TOKYO (AFP) – Japan’s Hayabusa2 probe began descending on Wednesday for its final touchdown on a distant asteroid, hoping to collect samples that could shed light on the evolution of the solar system.
“At 9:58, we made a ‘Go’ decision for the Hayabusa2 probe’s second touchdown,” the Japan Aerospace Exploration Agency (JAXA) said in a statement.
By early afternoon, JAXA said the probe had descended around five kilometres and was on track to touchdown Thursday on the Ryugu asteroid, some 300 million kilometres (185 million miles) from Earth.
If successful, it will be the second time it has landed on the desolate asteroid as part of a complex mission that has also involved sending rovers and robots.
The mission hopes to collect pristine materials from beneath the surface of the asteroid that could provide insights into what the solar system was like at its birth, some 4.6 billion years ago.
To get at those crucial materials, in April an “impactor” was fired from Hayabusa2 towards Ryugu in a risky process that created a crater on the asteroid’s surface.

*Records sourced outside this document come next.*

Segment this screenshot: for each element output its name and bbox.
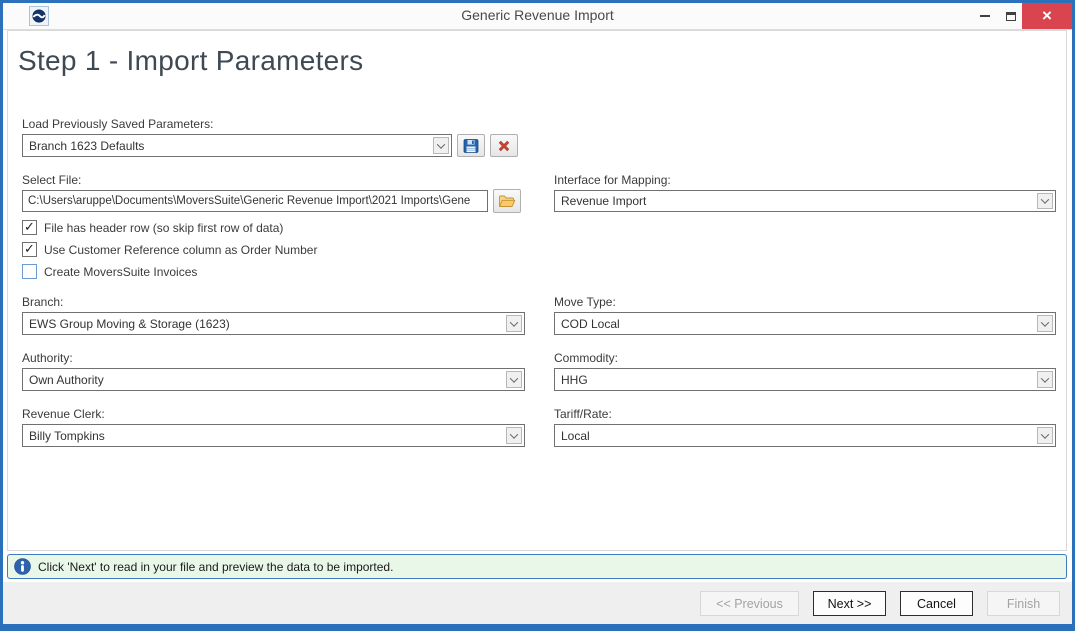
save-icon <box>463 138 479 154</box>
delete-x-icon <box>496 138 512 154</box>
cancel-button[interactable]: Cancel <box>900 591 973 616</box>
app-logo-icon <box>32 9 46 23</box>
branch-label: Branch: <box>22 295 63 309</box>
branch-value: EWS Group Moving & Storage (1623) <box>29 313 502 334</box>
footer-buttons: << Previous Next >> Cancel Finish <box>700 591 1060 616</box>
chevron-down-icon[interactable] <box>506 427 522 444</box>
tariff-rate-value: Local <box>561 425 1033 446</box>
move-type-label: Move Type: <box>554 295 616 309</box>
save-parameters-button[interactable] <box>457 134 485 157</box>
revenue-clerk-label: Revenue Clerk: <box>22 407 105 421</box>
window-title: Generic Revenue Import <box>3 7 1072 23</box>
folder-open-icon <box>498 194 516 209</box>
chevron-down-icon[interactable] <box>506 315 522 332</box>
select-file-label: Select File: <box>22 173 81 187</box>
interface-mapping-combobox[interactable]: Revenue Import <box>554 190 1056 212</box>
close-button[interactable]: × <box>1022 3 1072 29</box>
authority-value: Own Authority <box>29 369 502 390</box>
status-message: Click 'Next' to read in your file and pr… <box>38 560 393 574</box>
commodity-value: HHG <box>561 369 1033 390</box>
chevron-down-icon[interactable] <box>433 137 449 154</box>
revenue-clerk-value: Billy Tompkins <box>29 425 502 446</box>
create-invoices-checkbox[interactable] <box>22 264 37 279</box>
move-type-combobox[interactable]: COD Local <box>554 312 1056 335</box>
page-title: Step 1 - Import Parameters <box>18 45 363 77</box>
move-type-value: COD Local <box>561 313 1033 334</box>
minimize-icon <box>980 15 990 17</box>
chevron-down-icon[interactable] <box>506 371 522 388</box>
checkbox-row-create-invoices[interactable]: Create MoversSuite Invoices <box>22 264 197 279</box>
create-invoices-checkbox-label[interactable]: Create MoversSuite Invoices <box>44 265 197 279</box>
checkbox-row-customer-ref[interactable]: Use Customer Reference column as Order N… <box>22 242 317 257</box>
content-panel: Step 1 - Import Parameters Load Previous… <box>7 30 1067 551</box>
checkbox-row-header[interactable]: File has header row (so skip first row o… <box>22 220 283 235</box>
header-row-checkbox[interactable] <box>22 220 37 235</box>
tariff-rate-label: Tariff/Rate: <box>554 407 612 421</box>
tariff-rate-combobox[interactable]: Local <box>554 424 1056 447</box>
saved-params-value: Branch 1623 Defaults <box>29 135 429 156</box>
authority-label: Authority: <box>22 351 73 365</box>
dialog-window: Generic Revenue Import × Step 1 - Import… <box>0 0 1075 631</box>
commodity-combobox[interactable]: HHG <box>554 368 1056 391</box>
browse-file-button[interactable] <box>493 189 521 213</box>
commodity-label: Commodity: <box>554 351 618 365</box>
title-bar[interactable]: Generic Revenue Import × <box>3 3 1072 30</box>
chevron-down-icon[interactable] <box>1037 193 1053 209</box>
interface-mapping-value: Revenue Import <box>561 191 1033 211</box>
revenue-clerk-combobox[interactable]: Billy Tompkins <box>22 424 525 447</box>
interface-mapping-label: Interface for Mapping: <box>554 173 671 187</box>
saved-params-label: Load Previously Saved Parameters: <box>22 117 213 131</box>
chevron-down-icon[interactable] <box>1037 371 1053 388</box>
footer-bar: << Previous Next >> Cancel Finish <box>3 582 1072 624</box>
maximize-icon <box>1006 12 1016 21</box>
file-path-input[interactable]: C:\Users\aruppe\Documents\MoversSuite\Ge… <box>22 190 488 212</box>
customer-ref-checkbox[interactable] <box>22 242 37 257</box>
authority-combobox[interactable]: Own Authority <box>22 368 525 391</box>
maximize-button[interactable] <box>999 3 1023 29</box>
chevron-down-icon[interactable] <box>1037 427 1053 444</box>
close-icon: × <box>1042 6 1052 26</box>
file-path-value: C:\Users\aruppe\Documents\MoversSuite\Ge… <box>28 191 485 211</box>
minimize-button[interactable] <box>973 3 997 29</box>
delete-parameters-button[interactable] <box>490 134 518 157</box>
finish-button[interactable]: Finish <box>987 591 1060 616</box>
next-button[interactable]: Next >> <box>813 591 886 616</box>
customer-ref-checkbox-label[interactable]: Use Customer Reference column as Order N… <box>44 243 317 257</box>
status-bar: Click 'Next' to read in your file and pr… <box>7 554 1067 579</box>
saved-params-combobox[interactable]: Branch 1623 Defaults <box>22 134 452 157</box>
app-icon <box>29 6 49 26</box>
header-row-checkbox-label[interactable]: File has header row (so skip first row o… <box>44 221 283 235</box>
previous-button[interactable]: << Previous <box>700 591 799 616</box>
window-inner: Generic Revenue Import × Step 1 - Import… <box>3 3 1072 624</box>
chevron-down-icon[interactable] <box>1037 315 1053 332</box>
info-icon <box>14 558 31 575</box>
branch-combobox[interactable]: EWS Group Moving & Storage (1623) <box>22 312 525 335</box>
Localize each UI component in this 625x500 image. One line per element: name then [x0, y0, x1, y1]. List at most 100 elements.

The impactor also stirred up material that had not previously been exposed to the atmosphere.
“This is the second touchdown, but doing a touchdown is a challenge whether it’s the first or the second,” Yuichi Tsuda, Hayabusa2 project manager, told reporters ahead of the mission.
“The whole team will do our best so that we’ll be able to complete the operation,” he said.
Hayabusa2’s first touchdown was in February, when it landed briefly on Ryugu and fired a bullet into the surface to puff up dust for collection, before blasting back to its holding position.
The second touchdown requires special preparations.Any problems could mean the probe loses the precious materials already gathered during its first landing.